What does the $1.2T infrastructure bill mean for California?


(KTXL) — President Joe Biden signed the long-stalled $1.2 trillion bipartisan infrastructure package Monday.

The legislation is being called the biggest investment in the nation’s roads and bridges in decades.

According to the White House, 1 in 5 miles of American roadway is in poor shape. That amounts to about 173,000 miles — many of them right here in California.

FOX40 was the first to speak to Congressman John Garamendi, D-Davis, after President Biden’s first bipartisan meeting on what is now new law to improve infrastructure nationwide. Garamendi was at Monday’s signing.

“It’s not an easy piece of legislation to get through,” Garamendi said. “It’s a very, very important piece. As the president said, this is a very important piece of legislation that can be described in just four letters — j-o-b-s.”

After so many reservoirs around the state dipped to dangerously low levels during California’s intensifying drought, critics tore into Gov. Gavin Newsom’s administration and those past for not investing in more water storage. The president’s infrastructure bill will send $8 billion to the west for that.

Additionally, $384 million will go toward expanding charging networks for electric vehicles across the state.

As for the bridges some of those cars may travel over locally, Chris Lee with the California State Association of Counties said funding is badly needed.
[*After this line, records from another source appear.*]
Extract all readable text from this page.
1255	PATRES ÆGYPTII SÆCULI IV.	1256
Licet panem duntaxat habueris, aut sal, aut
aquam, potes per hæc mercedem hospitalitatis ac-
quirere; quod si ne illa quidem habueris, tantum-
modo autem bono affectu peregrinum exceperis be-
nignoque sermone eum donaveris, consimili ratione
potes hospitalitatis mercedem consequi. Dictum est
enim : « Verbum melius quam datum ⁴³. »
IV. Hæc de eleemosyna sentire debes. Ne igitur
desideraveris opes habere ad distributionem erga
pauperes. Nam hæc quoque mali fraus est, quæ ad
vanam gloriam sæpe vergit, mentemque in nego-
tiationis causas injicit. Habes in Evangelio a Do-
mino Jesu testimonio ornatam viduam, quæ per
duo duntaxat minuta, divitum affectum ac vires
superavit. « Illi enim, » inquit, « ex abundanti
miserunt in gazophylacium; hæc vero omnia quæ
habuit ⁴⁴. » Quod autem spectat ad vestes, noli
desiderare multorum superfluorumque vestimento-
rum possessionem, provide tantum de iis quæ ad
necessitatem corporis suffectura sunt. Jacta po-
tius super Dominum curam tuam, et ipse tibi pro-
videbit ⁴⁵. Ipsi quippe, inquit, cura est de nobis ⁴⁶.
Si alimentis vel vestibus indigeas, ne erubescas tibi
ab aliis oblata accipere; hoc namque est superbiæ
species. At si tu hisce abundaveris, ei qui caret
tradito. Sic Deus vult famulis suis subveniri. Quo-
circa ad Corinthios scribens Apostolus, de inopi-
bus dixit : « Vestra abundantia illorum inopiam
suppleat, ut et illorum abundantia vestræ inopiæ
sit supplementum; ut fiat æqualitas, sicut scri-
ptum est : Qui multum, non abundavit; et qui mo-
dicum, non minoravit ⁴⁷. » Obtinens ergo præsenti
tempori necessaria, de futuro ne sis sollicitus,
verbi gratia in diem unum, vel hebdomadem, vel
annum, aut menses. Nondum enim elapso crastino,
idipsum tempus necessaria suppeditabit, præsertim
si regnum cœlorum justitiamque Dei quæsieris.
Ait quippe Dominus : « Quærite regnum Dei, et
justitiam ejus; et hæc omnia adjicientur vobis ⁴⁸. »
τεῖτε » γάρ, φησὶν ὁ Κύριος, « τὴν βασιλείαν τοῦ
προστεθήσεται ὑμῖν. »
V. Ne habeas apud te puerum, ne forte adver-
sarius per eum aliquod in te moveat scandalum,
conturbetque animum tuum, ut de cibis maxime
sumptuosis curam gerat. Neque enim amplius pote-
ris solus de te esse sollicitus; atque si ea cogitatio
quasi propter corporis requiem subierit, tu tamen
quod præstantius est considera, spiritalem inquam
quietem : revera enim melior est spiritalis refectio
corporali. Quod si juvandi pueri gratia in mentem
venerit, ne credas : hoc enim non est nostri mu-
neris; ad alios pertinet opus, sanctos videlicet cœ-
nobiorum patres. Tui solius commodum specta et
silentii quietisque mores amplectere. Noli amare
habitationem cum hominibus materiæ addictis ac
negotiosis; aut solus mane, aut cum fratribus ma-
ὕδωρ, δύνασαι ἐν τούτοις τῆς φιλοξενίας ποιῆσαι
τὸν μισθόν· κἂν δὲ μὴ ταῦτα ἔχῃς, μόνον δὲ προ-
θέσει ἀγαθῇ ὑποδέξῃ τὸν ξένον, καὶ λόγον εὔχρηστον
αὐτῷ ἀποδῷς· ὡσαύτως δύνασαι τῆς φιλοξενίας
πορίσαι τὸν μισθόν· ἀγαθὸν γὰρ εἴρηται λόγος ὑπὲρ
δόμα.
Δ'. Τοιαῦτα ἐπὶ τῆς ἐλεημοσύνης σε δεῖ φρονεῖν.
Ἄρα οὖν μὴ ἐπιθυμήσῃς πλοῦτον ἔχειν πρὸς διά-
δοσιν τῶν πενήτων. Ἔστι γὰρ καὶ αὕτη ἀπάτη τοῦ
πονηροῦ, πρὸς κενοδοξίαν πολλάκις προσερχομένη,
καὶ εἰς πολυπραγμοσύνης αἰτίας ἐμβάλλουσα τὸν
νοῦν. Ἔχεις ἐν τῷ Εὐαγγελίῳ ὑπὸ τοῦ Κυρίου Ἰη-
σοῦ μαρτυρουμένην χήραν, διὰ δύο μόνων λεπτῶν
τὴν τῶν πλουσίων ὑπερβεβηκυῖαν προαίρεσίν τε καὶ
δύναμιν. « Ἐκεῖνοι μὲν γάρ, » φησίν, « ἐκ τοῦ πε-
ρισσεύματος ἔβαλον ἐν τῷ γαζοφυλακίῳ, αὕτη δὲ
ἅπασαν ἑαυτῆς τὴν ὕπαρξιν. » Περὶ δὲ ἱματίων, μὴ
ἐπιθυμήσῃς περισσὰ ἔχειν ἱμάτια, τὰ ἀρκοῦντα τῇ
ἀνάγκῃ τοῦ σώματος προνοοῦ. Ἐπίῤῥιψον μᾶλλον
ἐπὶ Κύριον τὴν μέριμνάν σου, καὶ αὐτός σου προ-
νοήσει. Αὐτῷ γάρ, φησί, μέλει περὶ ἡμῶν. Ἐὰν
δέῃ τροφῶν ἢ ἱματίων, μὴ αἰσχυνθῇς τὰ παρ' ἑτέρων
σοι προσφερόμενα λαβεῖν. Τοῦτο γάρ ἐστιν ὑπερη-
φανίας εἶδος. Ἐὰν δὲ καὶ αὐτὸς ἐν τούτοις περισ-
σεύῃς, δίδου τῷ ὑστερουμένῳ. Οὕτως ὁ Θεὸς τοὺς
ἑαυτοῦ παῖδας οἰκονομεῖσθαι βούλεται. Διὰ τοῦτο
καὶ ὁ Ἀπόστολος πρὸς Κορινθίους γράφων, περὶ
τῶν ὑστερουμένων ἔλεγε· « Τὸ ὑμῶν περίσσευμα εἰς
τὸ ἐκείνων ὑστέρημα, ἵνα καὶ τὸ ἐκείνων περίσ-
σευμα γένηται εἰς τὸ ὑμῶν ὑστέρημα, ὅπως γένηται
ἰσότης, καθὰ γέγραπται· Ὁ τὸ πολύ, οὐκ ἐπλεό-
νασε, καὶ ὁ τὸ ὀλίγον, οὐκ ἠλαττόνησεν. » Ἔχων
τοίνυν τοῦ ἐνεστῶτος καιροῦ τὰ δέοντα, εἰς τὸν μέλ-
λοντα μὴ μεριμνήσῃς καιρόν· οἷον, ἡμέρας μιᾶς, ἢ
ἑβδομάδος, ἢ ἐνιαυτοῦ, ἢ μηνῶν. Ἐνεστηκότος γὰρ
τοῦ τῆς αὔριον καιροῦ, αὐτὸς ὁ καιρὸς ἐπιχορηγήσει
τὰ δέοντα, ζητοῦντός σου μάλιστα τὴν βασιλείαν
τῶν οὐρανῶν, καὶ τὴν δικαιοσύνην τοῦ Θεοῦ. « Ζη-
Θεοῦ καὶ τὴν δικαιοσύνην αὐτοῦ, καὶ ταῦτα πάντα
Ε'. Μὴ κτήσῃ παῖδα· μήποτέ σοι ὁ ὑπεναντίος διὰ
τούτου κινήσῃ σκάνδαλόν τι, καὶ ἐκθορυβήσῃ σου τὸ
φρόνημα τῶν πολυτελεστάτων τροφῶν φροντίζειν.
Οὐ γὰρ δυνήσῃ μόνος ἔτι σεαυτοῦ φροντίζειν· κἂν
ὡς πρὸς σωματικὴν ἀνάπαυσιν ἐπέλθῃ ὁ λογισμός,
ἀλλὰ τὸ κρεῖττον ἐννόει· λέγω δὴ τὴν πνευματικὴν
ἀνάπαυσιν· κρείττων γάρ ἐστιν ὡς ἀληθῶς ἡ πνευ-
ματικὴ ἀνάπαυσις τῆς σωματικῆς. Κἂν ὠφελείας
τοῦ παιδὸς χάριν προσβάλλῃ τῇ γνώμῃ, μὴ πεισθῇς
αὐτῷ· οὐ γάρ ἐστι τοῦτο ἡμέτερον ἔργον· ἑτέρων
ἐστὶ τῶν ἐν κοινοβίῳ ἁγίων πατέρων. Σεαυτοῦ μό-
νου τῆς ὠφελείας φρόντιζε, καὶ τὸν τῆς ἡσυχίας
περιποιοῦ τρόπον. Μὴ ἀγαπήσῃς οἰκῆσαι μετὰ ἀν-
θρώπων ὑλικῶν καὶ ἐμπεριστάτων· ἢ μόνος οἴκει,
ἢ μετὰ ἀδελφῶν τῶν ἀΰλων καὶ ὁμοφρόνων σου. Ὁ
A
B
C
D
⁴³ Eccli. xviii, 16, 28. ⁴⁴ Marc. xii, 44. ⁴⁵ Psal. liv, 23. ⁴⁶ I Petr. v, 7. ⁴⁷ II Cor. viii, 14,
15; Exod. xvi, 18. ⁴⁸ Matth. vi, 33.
“One of the things we’re most excited about is the bridge funding because that’s really been stagnant for several years,” he told FOX40. “We need to be spending about $800 million a year statewide just to keep our local bridges in a good condition, in the condition that they’re in right now, but we’ve only been spending about $300 million. One of the biggest projects in the Sacramento region that’s on the priority list for that would be the I Street Bridge replacement in downtown Sacramento.”

Connectivity via the information superhighway is also a big part of the infrastructure bill. Almost 550,000 Californians lack access to reliable broadband coverage — a problem exacerbated by the pandemic.

With this new money, more than 10 and a half million low-income citizens in the Golden State will be eligible for the affordability connectivity benefit that will bring them internet service.